Grand Designs Australia: Double Trouble


A two-faced residence with a modern twist

A cocoon of greenery, boutique shops and high-end eateries, the Sydney suburb of Randwick is not only ultra-cool — it’s ultra-convenient. Just six kilometres and you’re in the CBD, or head the other way to get your feet wet at some of Sydney’s picture-perfect beaches.

For a builder and his family, creating a new home from scratch in this area was an exercise in business meets pleasure. Working with Tanya Hancock and Angy Ertel from Hancock Architects, builder–owner Luigi Mollica established a brief that revolved around creating a residence that was all about warmth and a no-fuss vibe.

Starting the project with a clean slate, the original home was knocked down. “There was an existing double-storey house on the site which had undergone numerous renovations over the years,” says architect Tanya Hancock. “Adapting the existing house to suit the new brief required extensive work, so it was agreed that the best approach would be to demolish the existing dwelling and start fresh.”

Notorious for lengthy approval processes, Sydney councils don’t always make it easy when it comes to building or renovating. But the Creer House managed to steer clear of any issues, with a relatively painless approval process. “The house was generally designed in compliance with council controls to minimise requirements for any amendments to the design and ensure a smooth passage, with only minor amendments requested by council,” says Tanya.
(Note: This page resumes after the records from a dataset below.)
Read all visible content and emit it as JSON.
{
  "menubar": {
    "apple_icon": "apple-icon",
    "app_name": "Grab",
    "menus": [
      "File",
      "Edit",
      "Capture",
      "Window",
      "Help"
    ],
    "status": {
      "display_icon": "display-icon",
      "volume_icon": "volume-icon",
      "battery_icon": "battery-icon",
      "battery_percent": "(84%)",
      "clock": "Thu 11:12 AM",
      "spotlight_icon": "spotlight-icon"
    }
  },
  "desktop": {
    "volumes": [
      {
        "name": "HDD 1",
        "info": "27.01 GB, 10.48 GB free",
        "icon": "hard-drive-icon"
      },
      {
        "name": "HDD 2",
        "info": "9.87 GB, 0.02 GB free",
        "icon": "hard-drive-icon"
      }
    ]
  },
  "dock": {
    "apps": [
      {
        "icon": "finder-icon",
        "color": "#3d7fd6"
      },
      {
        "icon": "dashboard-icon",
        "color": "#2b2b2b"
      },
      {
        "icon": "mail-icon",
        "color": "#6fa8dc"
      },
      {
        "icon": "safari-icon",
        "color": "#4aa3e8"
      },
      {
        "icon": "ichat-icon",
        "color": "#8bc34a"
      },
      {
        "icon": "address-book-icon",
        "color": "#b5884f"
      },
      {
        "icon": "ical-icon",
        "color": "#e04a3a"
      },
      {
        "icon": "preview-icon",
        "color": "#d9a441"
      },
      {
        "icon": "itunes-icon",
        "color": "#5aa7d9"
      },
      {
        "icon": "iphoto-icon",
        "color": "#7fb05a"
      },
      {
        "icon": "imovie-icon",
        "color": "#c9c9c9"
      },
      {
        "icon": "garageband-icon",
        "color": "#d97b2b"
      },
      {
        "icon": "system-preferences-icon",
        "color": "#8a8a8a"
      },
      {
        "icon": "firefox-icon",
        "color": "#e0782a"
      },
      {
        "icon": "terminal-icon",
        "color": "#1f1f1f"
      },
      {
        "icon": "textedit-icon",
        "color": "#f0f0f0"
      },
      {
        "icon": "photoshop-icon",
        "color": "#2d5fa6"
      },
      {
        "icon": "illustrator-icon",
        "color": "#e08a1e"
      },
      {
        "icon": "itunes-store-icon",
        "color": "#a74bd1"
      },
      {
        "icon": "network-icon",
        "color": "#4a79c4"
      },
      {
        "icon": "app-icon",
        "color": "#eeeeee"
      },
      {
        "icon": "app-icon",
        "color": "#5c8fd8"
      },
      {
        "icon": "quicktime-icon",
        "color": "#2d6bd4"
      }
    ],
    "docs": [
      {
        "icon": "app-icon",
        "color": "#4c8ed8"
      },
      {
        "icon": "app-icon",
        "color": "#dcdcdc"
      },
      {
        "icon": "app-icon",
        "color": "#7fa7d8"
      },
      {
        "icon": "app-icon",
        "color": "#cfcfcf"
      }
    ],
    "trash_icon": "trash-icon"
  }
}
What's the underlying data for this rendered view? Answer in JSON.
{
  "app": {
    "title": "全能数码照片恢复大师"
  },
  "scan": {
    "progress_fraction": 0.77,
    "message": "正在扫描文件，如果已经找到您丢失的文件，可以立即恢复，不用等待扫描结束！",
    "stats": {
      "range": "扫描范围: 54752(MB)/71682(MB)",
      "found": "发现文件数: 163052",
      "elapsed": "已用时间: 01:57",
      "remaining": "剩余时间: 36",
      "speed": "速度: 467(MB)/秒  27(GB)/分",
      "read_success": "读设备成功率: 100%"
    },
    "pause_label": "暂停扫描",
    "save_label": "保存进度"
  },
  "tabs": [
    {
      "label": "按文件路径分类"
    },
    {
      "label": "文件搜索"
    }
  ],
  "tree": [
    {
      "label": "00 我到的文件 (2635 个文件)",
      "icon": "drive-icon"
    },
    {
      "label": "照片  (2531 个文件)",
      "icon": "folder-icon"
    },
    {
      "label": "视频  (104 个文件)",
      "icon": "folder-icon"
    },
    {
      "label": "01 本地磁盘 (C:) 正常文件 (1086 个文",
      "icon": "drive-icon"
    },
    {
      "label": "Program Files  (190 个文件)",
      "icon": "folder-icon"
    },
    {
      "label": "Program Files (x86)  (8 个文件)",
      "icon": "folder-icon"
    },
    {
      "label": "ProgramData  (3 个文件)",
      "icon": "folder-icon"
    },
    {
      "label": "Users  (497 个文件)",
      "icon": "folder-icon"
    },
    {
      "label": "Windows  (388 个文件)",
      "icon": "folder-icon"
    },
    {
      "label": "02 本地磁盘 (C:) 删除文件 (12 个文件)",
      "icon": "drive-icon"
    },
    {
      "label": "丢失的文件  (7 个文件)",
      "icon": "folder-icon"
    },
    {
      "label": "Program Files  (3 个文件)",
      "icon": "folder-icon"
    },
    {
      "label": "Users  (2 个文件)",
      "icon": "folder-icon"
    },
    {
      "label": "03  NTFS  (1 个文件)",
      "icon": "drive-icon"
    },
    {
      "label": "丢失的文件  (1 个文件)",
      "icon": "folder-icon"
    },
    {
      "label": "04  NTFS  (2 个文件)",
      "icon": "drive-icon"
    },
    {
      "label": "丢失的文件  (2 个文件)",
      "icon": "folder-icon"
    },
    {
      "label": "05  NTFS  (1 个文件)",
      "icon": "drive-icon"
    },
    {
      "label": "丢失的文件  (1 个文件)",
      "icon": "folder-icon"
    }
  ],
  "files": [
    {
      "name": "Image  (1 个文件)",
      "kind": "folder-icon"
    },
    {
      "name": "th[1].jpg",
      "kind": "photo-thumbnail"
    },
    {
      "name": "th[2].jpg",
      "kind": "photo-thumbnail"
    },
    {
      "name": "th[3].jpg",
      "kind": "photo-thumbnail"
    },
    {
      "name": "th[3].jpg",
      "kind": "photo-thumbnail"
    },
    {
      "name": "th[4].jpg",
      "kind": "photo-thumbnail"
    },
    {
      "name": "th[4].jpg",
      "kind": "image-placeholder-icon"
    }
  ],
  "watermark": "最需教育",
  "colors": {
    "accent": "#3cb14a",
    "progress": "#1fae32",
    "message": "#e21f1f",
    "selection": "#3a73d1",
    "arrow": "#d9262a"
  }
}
Designed as two individual modules with a circulation passage running through the house, the two-storey build comprises four bedrooms, three bathrooms, an open-plan kitchen/living/dining area, family room, study, workshop, laundry and an outdoor area with a pool. A feeling of generosity is immediately established from the get-go, with a double-height entry positioned at the forefront of the central space to enhance volume and connect the upper and lower levels of the residence.

“The building comprises two elongated volumes, so externally the two modules are emphasised as separate distinct boxes with the upper levels floating over the lower levels, creating interesting perspectives from any angle,” says Tanya.

Split into two purposes, the upper level is home to the private spaces, with the bedrooms and bathrooms located on either side of the central passage and staircase. The lower level contains a family room at the front of the house, which is separate from the main open-plan living area at the rear. “The primary living space was designed to create designated spots for the different usages, resulting in an L-shaped plan,” says Tanya. “This assisted in breaking up the room and minimising noise transfers.”

Staying true to a neutral palette chock-full of black, white, timber and natural stone, the ethos of this abode is timeless. “The home was to have a modern and contemporary feel with lots of light,” says Tanya. “Furnishings are modern and minimal, emphasising the clean lines of the architecture and creating a spacious area for the family.”

Crisp, modern and contemporary, the end result is a fluid home that will move with a growing family. “The building has a sense of modern elegance with clean, simple lines,” says Tanya. And we couldn’t agree more.